For my animation projects, I typically do most, if not all of the work on my own. In this particular film, I did it all (story, animatics, full animation, music, editing, sound, VFX, etc..). Being a one-man-show has its challenges, and it’s certainly time-consuming, since you’re carrying all of that workload by yourself. But at the end of the day, it does have its advantages. Being responsible for every aspect of what the audience is seeing and hearing on screen – it can be quite empowering as well.
5. What were your initial reactions when watching the audience talking about your film in the feedback video?

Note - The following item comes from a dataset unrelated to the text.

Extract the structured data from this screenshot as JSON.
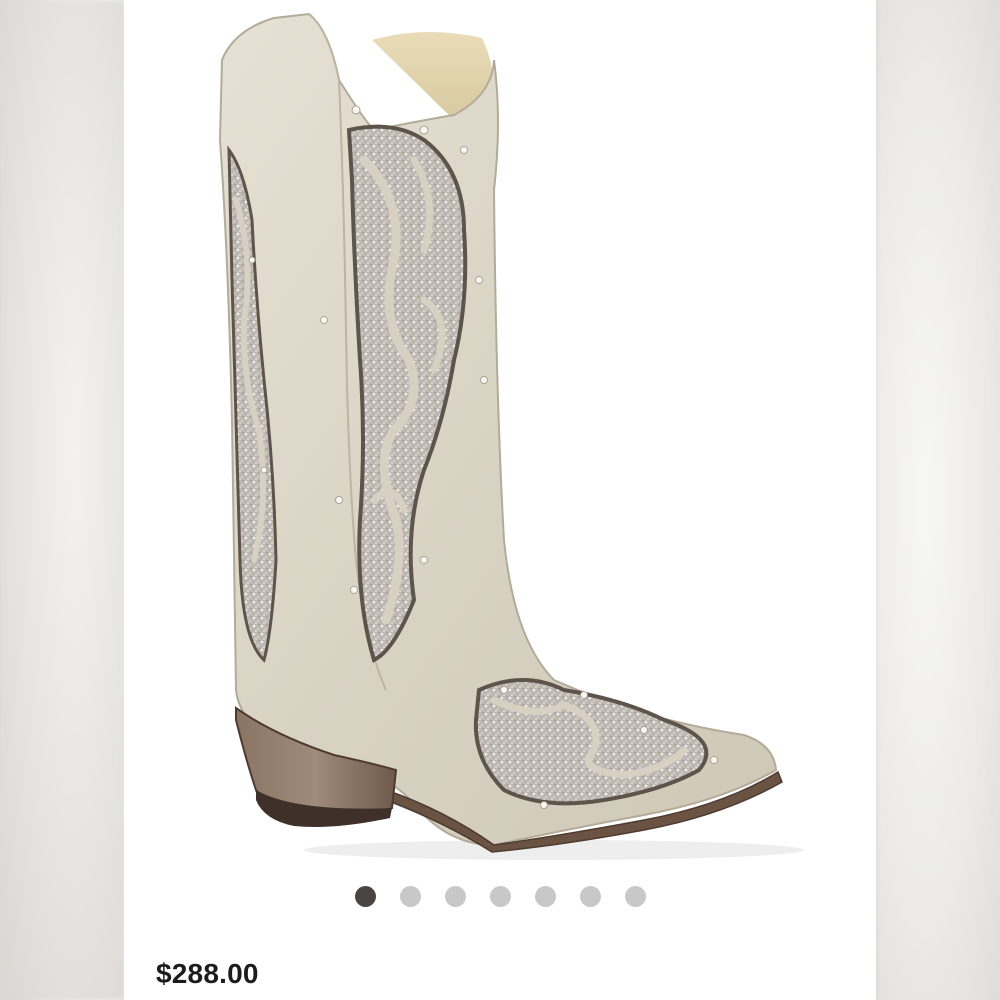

It was fun seeing the various impressions people received, and the artistic details that resonated with them. You never know how someone might interpret your work, and allowing others to see it in their own way and share that impression back with you can be quite insightful. Also, getting out of ‘isolated creation mode’ and into the world of actually sharing it with other people is always a welcome treat.
Watch the Audience FEEDBACK Video of the Short Film:
6. How did you come up with the idea for this short film?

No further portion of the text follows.